Mother Who Lost Her Son Inspires The Duke Of Cambridge To Take An Action Against Cyberbullying


Mother Who Lost Her Son Inspires The Duke Of Cambridge To Take An Action Against Cyberbullying

According to research done by anti-bullying charity, Ditch The Label, 1 in 2 people experiences bullying at some point before their 20th birthday.

It’s safe to say that bullying has been around for quite some time and is very rampant. However, in recent times, with the advent of social media, bullying has taken on a new stage.


Bullying on the playground can be easily stopped by attentive teachers and students working together; however, this new form of bullying, known as cyberbullying, can be really difficult to check mainly because of the one-to-one communication style of social media.

And most recently, cyberbullying has led to 17-year-old Felix Alexander’s suicide.

The sad case of Felix Alexander

Beneath the scruffy hair, cute face, and charming smile, Felix was aching.


His mother, Lucy Alexander, reported that he had been bullied since he turned 10 after he was teased over not being allowed to play the video game, "Call of Duty – Modern Warfare 2." He changed schools, but cyberbullying followed him everywhere.

People who didn’t even know him were abusing him, and over time, Felix became isolated and frustrated. This would eventually result in him taking his life by stepping in front of a moving train on April, 2017.

The open letter that inspired royalty to action

Lucy Alexander, the mother of Felix, wrote an open letter to the public, published in the Worcester News, to draw attention to the effects of cyberbullying.


She explained how it had affected Felix, making him feel socially isolated. She said that her boy was,

Badly damaged by the abuse, isolation, and unkindness he had experienced, that he was unable to see just how many people truly cared for him.

In the letter, Alexander said she was not writing for sympathy but for the sake of other children who were also being bullied.

And it’s not hard to see why she wrote the letter. If left unchecked, cyberbullying would continue to cause more suicides among young people. However, the Duke of Cambridge has something to say about it.


The Duke’s plan to combat cyberbullying

Lucy Alexander’s open letter caught the attention of Prince William, The Duke of Cambridge.

Felix’s touching story piqued his interest and the problem of cyberbullying became a passion project for him. He partnered with social media giants, such as Facebook and Snapchat, and launched a guide for children on how to cope with a "banter escalation scenario" to help combat cyberbullying.

This project brings together organizations, such as broadband companies, Apple, Facebook, Google, Snapchat, and Twitter, work with the NSPCC and Diana Award to announce a code of conduct for the internet, urging young people to "stop, speak, support."


It asks young people to stop and consider what the situation is before joining in negative activity online, speak to an adult, report about any abuse if they are concerned, and offer support to an individual being targeted.

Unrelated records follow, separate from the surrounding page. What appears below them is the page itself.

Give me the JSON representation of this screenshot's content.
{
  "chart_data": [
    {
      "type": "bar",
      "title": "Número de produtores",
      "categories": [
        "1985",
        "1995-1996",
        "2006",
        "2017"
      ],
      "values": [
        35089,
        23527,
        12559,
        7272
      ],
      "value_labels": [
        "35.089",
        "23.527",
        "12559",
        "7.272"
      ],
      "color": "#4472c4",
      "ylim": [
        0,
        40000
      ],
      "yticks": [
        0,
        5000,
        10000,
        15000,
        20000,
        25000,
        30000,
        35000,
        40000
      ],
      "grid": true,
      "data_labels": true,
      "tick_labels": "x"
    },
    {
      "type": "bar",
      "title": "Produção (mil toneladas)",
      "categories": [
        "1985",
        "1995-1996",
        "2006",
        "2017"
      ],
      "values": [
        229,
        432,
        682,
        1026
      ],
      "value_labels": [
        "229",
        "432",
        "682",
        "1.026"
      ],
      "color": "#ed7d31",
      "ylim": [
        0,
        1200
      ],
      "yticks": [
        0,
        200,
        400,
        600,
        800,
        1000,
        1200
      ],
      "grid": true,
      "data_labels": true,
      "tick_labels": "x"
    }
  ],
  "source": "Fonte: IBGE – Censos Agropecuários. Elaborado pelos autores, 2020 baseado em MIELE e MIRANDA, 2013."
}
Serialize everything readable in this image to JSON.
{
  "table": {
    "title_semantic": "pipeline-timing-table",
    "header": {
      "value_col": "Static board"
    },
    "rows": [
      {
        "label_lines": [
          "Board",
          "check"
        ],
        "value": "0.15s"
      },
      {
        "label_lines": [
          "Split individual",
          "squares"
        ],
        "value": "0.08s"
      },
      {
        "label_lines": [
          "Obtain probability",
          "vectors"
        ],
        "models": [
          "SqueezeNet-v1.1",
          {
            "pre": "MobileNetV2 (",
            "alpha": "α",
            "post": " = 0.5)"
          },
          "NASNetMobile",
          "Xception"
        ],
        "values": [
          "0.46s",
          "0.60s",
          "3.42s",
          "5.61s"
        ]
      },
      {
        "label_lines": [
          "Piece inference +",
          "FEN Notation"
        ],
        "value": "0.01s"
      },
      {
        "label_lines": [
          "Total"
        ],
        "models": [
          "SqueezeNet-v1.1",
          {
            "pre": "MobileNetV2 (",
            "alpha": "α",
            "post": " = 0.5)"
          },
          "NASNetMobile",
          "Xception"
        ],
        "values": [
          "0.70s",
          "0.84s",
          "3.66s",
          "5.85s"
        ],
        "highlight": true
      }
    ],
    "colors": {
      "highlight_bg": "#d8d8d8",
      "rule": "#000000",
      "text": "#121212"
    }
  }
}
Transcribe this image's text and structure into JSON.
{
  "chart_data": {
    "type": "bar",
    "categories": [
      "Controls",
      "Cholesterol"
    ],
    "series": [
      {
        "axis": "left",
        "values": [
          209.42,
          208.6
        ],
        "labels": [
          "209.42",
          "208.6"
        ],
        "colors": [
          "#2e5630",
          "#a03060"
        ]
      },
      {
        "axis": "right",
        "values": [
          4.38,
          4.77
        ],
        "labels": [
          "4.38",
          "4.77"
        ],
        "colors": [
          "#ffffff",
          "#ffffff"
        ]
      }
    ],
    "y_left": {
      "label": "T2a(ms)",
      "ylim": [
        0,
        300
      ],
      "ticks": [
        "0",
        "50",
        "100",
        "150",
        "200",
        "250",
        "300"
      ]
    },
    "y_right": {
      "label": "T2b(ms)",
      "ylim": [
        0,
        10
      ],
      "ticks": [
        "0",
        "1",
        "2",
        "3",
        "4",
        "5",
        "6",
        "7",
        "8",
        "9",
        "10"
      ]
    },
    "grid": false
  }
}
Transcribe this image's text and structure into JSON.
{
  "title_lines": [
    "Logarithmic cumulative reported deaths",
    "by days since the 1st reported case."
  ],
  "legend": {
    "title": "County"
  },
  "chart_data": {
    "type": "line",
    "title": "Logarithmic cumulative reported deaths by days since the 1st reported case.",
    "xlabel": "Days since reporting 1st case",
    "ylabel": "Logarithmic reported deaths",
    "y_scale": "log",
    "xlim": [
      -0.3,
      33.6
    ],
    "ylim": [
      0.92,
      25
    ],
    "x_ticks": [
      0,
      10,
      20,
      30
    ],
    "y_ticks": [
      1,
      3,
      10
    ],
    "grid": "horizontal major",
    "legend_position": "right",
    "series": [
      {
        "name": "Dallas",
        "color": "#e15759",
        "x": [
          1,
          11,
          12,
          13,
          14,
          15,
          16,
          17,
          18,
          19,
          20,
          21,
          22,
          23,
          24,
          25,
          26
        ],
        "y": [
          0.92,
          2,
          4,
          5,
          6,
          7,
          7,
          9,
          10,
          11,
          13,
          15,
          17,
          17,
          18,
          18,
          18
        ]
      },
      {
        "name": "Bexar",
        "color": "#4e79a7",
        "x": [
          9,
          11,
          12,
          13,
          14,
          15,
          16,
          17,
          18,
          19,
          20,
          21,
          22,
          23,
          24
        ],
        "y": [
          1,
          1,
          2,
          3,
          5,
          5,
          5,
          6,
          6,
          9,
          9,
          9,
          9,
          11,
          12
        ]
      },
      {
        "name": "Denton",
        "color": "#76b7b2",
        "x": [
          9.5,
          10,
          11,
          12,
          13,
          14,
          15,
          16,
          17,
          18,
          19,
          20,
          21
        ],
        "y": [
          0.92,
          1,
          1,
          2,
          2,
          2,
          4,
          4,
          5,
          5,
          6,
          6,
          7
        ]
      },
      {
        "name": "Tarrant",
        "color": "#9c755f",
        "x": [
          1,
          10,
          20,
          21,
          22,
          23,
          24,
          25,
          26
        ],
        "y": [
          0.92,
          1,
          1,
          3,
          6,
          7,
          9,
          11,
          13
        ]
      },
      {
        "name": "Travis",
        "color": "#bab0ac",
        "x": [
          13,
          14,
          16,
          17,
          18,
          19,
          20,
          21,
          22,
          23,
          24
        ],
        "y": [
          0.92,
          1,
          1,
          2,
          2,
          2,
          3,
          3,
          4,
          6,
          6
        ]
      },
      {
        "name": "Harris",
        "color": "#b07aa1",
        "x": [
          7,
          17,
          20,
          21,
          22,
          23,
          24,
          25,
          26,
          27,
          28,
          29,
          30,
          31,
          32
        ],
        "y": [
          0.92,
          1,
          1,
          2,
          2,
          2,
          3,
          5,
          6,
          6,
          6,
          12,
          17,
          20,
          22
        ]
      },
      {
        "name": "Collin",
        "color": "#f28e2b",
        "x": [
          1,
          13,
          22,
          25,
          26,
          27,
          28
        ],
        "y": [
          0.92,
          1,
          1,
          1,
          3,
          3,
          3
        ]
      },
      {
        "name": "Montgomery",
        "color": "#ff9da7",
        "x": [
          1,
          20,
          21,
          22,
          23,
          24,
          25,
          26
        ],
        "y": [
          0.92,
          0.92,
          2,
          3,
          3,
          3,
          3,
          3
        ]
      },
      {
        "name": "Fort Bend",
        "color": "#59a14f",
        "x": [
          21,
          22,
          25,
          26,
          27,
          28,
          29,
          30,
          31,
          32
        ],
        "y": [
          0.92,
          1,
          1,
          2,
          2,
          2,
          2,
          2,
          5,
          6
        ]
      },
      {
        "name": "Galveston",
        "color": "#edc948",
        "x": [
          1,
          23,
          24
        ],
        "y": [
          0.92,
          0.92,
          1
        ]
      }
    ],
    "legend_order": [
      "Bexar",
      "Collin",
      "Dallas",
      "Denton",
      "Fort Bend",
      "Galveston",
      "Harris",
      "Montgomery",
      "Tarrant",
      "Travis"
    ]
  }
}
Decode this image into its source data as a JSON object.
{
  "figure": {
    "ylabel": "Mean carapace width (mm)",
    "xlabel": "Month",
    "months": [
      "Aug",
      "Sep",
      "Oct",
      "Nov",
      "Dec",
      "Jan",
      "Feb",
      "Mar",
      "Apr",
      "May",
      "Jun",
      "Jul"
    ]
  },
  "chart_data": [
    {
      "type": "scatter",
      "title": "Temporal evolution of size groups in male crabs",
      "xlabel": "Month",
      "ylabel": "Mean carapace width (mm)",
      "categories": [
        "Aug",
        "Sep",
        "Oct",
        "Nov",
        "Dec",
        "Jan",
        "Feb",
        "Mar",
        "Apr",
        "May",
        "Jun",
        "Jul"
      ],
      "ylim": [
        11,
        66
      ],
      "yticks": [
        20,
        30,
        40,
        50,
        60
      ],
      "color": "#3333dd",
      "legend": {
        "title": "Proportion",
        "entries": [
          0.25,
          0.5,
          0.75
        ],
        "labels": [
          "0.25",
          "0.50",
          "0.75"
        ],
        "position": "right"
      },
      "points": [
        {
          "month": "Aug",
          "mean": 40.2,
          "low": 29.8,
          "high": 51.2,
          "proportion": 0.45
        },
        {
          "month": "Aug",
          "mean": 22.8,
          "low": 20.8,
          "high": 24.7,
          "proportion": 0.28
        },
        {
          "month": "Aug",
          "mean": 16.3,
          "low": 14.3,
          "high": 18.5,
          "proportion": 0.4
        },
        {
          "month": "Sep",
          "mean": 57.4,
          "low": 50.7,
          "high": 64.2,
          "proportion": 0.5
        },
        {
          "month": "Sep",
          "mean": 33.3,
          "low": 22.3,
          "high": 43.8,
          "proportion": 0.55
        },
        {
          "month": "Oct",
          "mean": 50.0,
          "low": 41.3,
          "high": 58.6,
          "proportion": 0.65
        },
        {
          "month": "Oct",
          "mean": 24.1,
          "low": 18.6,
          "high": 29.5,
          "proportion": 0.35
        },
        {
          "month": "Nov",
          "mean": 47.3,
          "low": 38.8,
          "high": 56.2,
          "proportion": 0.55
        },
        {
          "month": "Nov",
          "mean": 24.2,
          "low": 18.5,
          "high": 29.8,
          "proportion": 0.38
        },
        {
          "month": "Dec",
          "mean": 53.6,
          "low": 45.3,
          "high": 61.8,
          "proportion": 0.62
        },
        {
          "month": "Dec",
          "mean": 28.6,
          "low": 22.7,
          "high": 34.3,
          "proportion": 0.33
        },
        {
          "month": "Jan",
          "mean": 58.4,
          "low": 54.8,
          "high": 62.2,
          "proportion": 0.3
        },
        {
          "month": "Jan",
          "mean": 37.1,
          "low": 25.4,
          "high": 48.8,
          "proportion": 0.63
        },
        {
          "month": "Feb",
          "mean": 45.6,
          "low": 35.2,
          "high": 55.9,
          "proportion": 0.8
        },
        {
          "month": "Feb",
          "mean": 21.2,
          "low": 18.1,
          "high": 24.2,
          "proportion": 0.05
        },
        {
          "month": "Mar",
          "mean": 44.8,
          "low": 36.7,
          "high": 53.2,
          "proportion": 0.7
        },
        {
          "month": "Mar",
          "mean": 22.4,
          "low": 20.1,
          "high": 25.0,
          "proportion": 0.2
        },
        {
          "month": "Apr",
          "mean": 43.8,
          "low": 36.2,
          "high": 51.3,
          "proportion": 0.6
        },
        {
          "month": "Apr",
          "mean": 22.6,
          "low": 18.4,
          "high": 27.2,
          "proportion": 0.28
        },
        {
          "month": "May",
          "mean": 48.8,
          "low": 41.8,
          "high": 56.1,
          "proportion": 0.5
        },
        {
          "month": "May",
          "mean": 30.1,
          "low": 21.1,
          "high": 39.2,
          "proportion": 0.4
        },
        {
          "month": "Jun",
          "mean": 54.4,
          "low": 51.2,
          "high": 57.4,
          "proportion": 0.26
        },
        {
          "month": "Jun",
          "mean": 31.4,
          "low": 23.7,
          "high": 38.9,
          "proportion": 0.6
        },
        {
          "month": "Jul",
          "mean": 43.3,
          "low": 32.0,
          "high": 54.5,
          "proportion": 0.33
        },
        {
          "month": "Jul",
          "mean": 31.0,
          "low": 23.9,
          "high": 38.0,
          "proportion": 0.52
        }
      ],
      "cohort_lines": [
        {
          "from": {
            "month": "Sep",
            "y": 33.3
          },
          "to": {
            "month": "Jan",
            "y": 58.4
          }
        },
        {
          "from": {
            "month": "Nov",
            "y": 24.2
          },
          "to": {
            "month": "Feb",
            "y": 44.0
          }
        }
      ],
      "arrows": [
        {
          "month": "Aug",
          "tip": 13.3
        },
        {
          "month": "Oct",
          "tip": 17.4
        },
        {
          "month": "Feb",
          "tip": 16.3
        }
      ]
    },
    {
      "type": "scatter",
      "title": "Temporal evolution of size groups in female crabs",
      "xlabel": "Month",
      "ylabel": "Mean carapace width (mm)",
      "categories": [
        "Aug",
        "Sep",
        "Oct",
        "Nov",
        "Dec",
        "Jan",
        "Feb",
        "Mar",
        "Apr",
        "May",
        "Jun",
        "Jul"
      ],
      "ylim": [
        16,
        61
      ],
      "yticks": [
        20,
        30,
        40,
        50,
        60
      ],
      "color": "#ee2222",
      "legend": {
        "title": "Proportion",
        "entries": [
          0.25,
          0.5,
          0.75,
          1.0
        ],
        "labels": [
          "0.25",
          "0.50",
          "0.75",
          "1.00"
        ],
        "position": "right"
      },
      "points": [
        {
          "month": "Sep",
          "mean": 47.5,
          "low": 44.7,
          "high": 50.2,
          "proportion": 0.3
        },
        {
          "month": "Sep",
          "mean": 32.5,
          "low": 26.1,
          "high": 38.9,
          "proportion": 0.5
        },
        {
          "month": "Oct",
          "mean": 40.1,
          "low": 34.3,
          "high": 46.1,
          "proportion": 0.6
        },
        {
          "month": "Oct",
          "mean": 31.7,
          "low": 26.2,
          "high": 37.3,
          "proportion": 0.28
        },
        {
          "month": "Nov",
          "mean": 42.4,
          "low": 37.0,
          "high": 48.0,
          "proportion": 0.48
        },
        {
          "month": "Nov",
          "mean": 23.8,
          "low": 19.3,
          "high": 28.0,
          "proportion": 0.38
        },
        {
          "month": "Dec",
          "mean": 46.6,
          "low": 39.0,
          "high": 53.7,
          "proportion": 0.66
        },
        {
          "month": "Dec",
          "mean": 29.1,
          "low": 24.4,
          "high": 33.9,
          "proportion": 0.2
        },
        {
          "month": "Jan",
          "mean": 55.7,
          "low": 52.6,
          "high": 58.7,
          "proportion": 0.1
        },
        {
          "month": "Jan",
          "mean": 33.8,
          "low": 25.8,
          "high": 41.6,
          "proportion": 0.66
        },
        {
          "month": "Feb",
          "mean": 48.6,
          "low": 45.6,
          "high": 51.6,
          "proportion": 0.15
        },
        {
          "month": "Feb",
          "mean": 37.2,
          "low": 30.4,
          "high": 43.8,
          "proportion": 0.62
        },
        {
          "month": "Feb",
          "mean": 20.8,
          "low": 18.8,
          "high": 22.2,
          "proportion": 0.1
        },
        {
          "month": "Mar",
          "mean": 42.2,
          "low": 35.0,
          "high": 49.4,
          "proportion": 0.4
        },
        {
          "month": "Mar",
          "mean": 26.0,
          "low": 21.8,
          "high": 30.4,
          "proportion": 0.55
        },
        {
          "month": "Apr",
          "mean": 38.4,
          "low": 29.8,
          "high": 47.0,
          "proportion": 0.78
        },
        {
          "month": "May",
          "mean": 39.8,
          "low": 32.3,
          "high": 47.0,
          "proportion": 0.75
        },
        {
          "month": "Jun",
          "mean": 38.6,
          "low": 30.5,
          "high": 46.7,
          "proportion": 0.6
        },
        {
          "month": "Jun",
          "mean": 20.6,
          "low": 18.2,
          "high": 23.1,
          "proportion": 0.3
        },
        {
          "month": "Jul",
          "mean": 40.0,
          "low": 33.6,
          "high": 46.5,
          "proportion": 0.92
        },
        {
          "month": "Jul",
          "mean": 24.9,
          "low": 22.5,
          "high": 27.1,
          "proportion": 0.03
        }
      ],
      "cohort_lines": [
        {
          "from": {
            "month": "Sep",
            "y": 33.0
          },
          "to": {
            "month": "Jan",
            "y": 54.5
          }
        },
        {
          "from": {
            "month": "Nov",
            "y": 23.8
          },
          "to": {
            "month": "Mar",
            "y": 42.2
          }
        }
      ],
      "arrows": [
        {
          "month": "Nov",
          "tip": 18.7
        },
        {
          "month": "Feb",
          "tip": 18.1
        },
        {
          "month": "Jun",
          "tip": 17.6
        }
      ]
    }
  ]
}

This project sees the UK become the first country to take a stand, make a plan of action to tackle cyberbullying, and come up with a national code of conduct for the internet.

Ahead of the launch, in a video filmed to put a spotlight on the project, Lucy Alexander told William about her son, Felix. She said:

Social media was his life, … It was the way everyone communicated, and if you weren’t on it, you were isolated. If he was invited to a party, someone would text saying: ‘You don’t want to invite him. Everyone hates him’. And all he saw was negative. He saw himself as stupid and ugly. It just ate away at him inside, I think, but I had no idea of the depth of his despair at all.

In the same breath though, she said she feels called to a higher assignment in life with this turn of event.

Also, Chloe Hines, a campaigner and member of the Taskforce Youth panel, who was a victim of cyberbullying, shared her experience. She explained that she began to self-harm in order to deal with how she felt. She, however, found relief in songwriting, saying:

It was songwriting that made me realize that my life was worth living.

The Duke of Cambridge also drew attention to the dangers of cyberbullying – its anonymity and the fact that it is tough to detect and curb, unlike bullying on a regular playground.

It’s great to see Prince William as well as the entire UK taking a step to end this menace. It’s our hope that other countries follow their worthy example.